McClellan took the opportunity to ball out. In the first tournament game against the University of Portland, he led the team with 26 points, four boards and four assists. He put up 15 points on 3-5 shooting from downtown to help the Zags sneak past BYU and into the championship game. In the WCC championship, against a Saint Mary’s team who had beaten the Zags twice that season, McClellan led the team with 20 points and helped secure the Zags a bid in the NCAA tournament.
That GU team would end up making a surprise run to the Sweet 16, where they lost a close game to Syracuse to end their run. Once the run ended, his time at GU was up.
His experience in Spokane, however, has etched a permanent mark on McClellan’s soul.

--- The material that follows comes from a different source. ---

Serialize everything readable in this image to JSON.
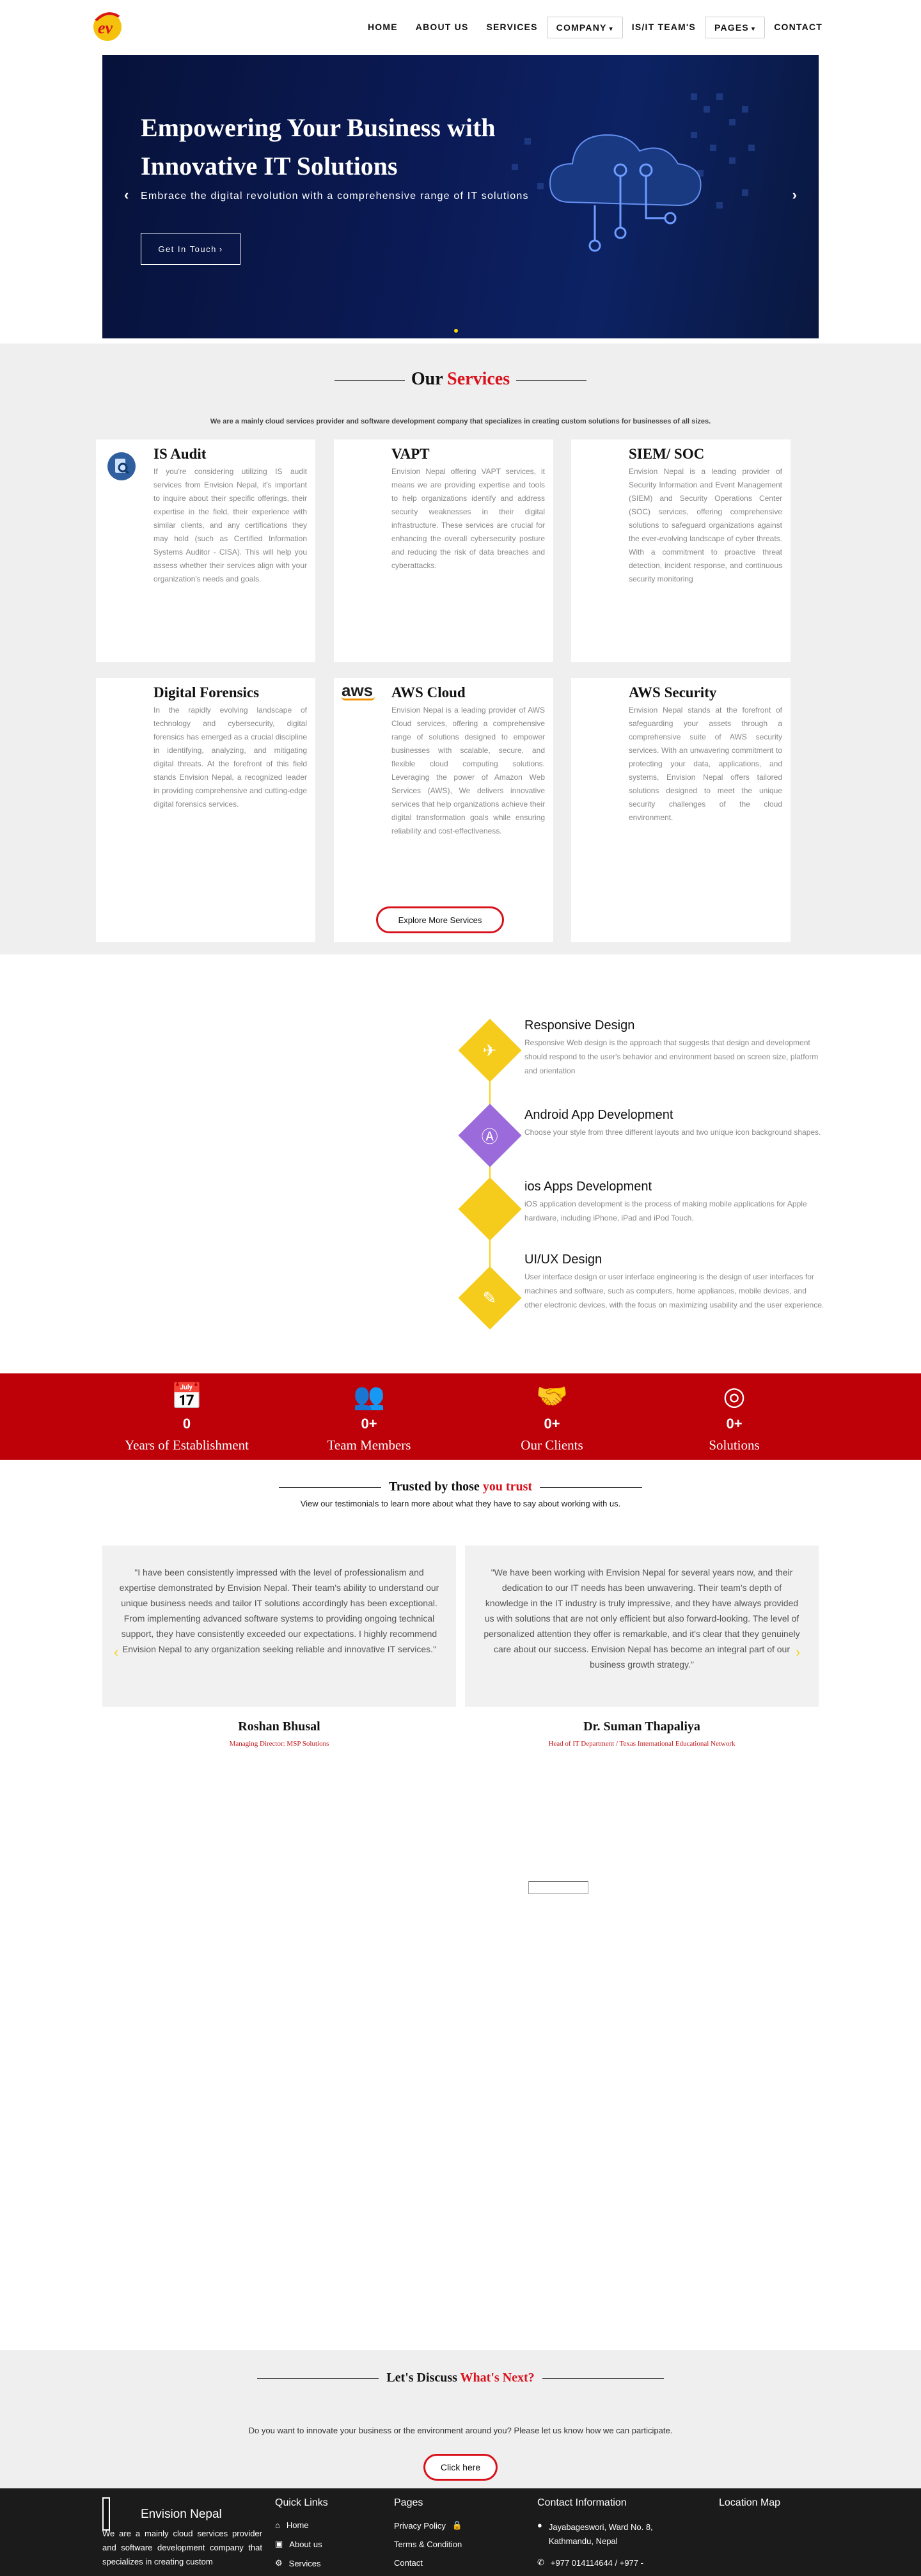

He’s returned to Spokane every summer to train during the offseason and to spend time with the community he’s grown to love.
“It’s like a family there, man,” McClellan said.
This summer McClellan played pickup games against former teammates such as Bell and Silas Melson to current Zags like the ‘Tricky Trio,’ Dominick Harris, Julian Strawther and Jalen Suggs.
Spending time with the coaching staff is a gift for McClellan, too.
“Coach Few, Donnie [Daniels], B-Mike [Brian Michaelson]. All those guys are my mentors,” McClellan said.
For now, though, McClellan remains committed to the basketball journey that has taken him from Austin to Spokane and now to Europe.
With the dramatic change in scenery, McClellan had his struggles adjusting to pro basketball life abroad. His rookie year, he tried to cook a pizza in his apartment, but when he pulled it out the pizza had been burnt to a crisp. But with no other options for dinner, he ate his crunchy pizza.
McClellan’s basketball odyssey has taken him from the states to countries like Belgium, Germany and Greece. It had also led him to have chance encounters with onetime GU teammates on the same basketball journey.
Jeremy Jones recalled how he crossed paths with McClellan when his team, the Kapfenberg Bulls, needed to fill a roster spot once a guard was injured. Jones was about to text his coach McClellan’s name when he got a message from his coach asking if Jones could tell him anything about a guy named Eric McClellan. Three weeks later, McClellan signed with the team.
This season, McClellan is back with Kapfenberg in the Austrian Basketball Superliga. COVID-19 has changed lives across the globe, but McClellan is grounded to the hoop life. He’s living in Kapfenberg with his girlfriend (whom he met at GU) and continues to study the art of basketball.
“I go to sleep thinking about basketball, wake up thinking about it,” McClellan said. “Even on those days when my body is dead tired, or I’m frustrated, or in pain. “I’m doing what I love to do.”